Toutefois, il serait inexact de faire du poète un défenseur de la cause animale. Hommes et bêtes semblent soumis aux mêmes lois de la culture et de l’élevage, comme ils le sont à celles de l’amour.

« Le temps fuit en attendant

Il fuit irréparablement

Pendant que nous parcourons chaque détail de notre prison

L’amour »

L’étrangeté qui rapproche

L’énumération de règles pratiques, l’expression de certaines croyances qui ne sont plus les nôtres, contribuent au charme du livre, en lui donnant une dimension spirituelle. Mais les invocations aux muses et autres divinités, comportent une dimension rhétorique et ne relèvent pas véritablement de la foi religieuse. Virgile ne croyait pas à l’existence de Pan, pourrait-on dire, en parodiant Paul Veyne qui se demandait si « les Grecs ont cru à leurs mythes ». 

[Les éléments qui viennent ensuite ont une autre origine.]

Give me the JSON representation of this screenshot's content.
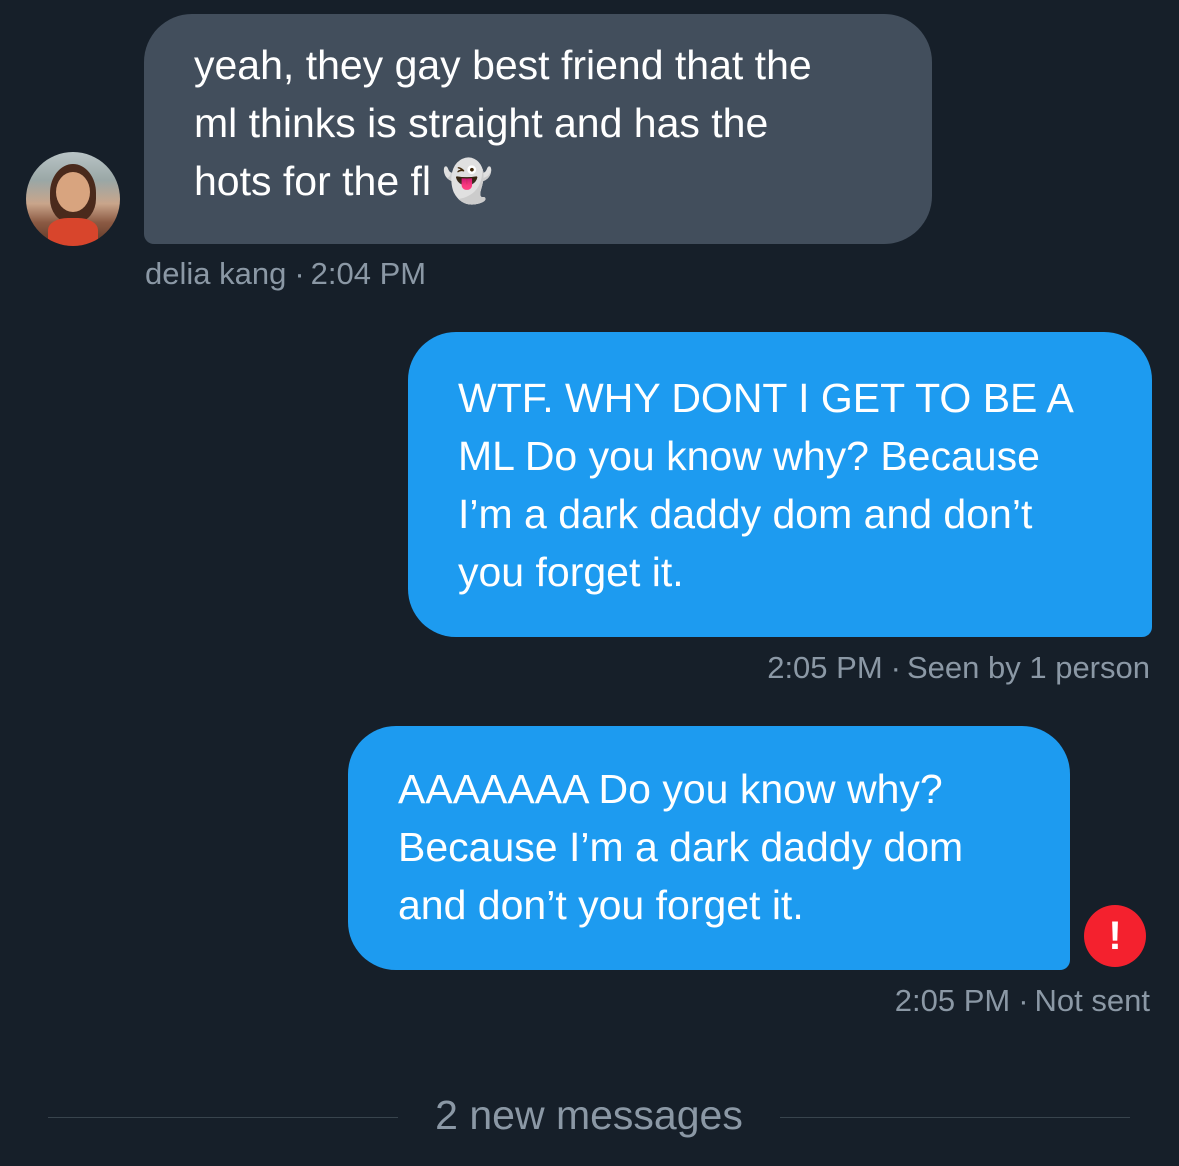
{
  "messages": [
    {
      "direction": "incoming",
      "text": "yeah, they gay best friend that the\nml thinks is straight and has the\nhots for the fl 👻",
      "sender": "delia kang",
      "time": "2:04 PM"
    },
    {
      "direction": "outgoing",
      "text": "WTF. WHY DONT I GET TO BE A\nML Do you know why? Because\nI’m a dark daddy dom and don’t\nyou forget it.",
      "time": "2:05 PM",
      "status": "Seen by 1 person"
    },
    {
      "direction": "outgoing",
      "text": "AAAAAAA Do you know why?\nBecause I’m a dark daddy dom\nand don’t you forget it.",
      "time": "2:05 PM",
      "status": "Not sent",
      "error_icon": "!"
    }
  ],
  "separator": "·",
  "new_messages_label": "2 new messages",
  "colors": {
    "background": "#161f29",
    "incoming_bubble": "#424e5c",
    "outgoing_bubble": "#1d9bf0",
    "meta_text": "#8b98a5",
    "error": "#f4212e"
  }
}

« Toi quittant la forêt paternelle

La campagne boisée du Lycée

Pan gardien de brebis

Protecteur de ton cher mont Ménale

Protège-moi présence de Tégée. »

Au-delà, et peut-être grâce à la part étrange de ce texte, cette nouvelle traduction, en mettant en relief la diversité des êtres vivants, des activités, des paysages et des formes poétiques, nous le rend à la fois proche et lointain.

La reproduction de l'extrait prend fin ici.